Dr. Martha Bird, Chief Business Anthropologist at HR systems firm ADP, writing in MITSloan Management Review, says employers need to take a broader view and think of organizations as fully hybrid ecosystems—not as entities fixed in location, time, and space.

“Future workspaces will need to be more flexible, less centralized, and more people-centric to both attract and retain the best talent while ensuring that these workers are energized and creative both when working remotely and in person [and] the time has come for more nuanced approaches to workplaces as ecosystems rather than discrete physical locations,” she explains. “We need to be asking ourselves and, more importantly, asking our employees what kinds of experiences benefit from what kinds of spaces.“

UK-based hospitality businesses are a great example of how organizations can show—not just tell—staff that they care:

“Over the past 18 months, restaurants have been reckoning with how they attract, retain and treat their staff,” reporter Ajesh Patalay writes in the Financial Times. “Morale and welfare have become key concerns.
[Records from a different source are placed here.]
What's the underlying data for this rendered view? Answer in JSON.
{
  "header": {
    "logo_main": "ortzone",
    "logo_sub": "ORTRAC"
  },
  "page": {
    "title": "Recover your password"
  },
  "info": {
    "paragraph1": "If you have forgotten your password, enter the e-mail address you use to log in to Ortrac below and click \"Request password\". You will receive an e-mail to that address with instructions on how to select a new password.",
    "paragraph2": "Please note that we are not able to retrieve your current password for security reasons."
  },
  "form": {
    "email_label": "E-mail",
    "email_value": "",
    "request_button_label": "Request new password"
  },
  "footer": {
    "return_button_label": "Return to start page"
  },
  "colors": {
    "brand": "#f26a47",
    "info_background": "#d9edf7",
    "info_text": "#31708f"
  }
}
For teams returning from furlough, restaurants have been throwing parties as a means of rebuilding community and letting off steam [and] alongside perks such as massages, language classes, gym membership, toiletries and supplier trips, staff are increasingly getting access to a therapist and other mental health support, as part of a permanent roster of benefits. Cultural shifts are happening with well-being in mind.”

Everyone’s mental health took a hit during the pandemic.

The isolation, fear of contracting COVID, grief, anxiety, and financial insecurity exposed existing fault lines when it comes to how we work.

But The Great Resignation has given us all a chance to course correct, cultivate wellness-first company cultures, and transform into workplaces that are proud to talk about how to put mental health first.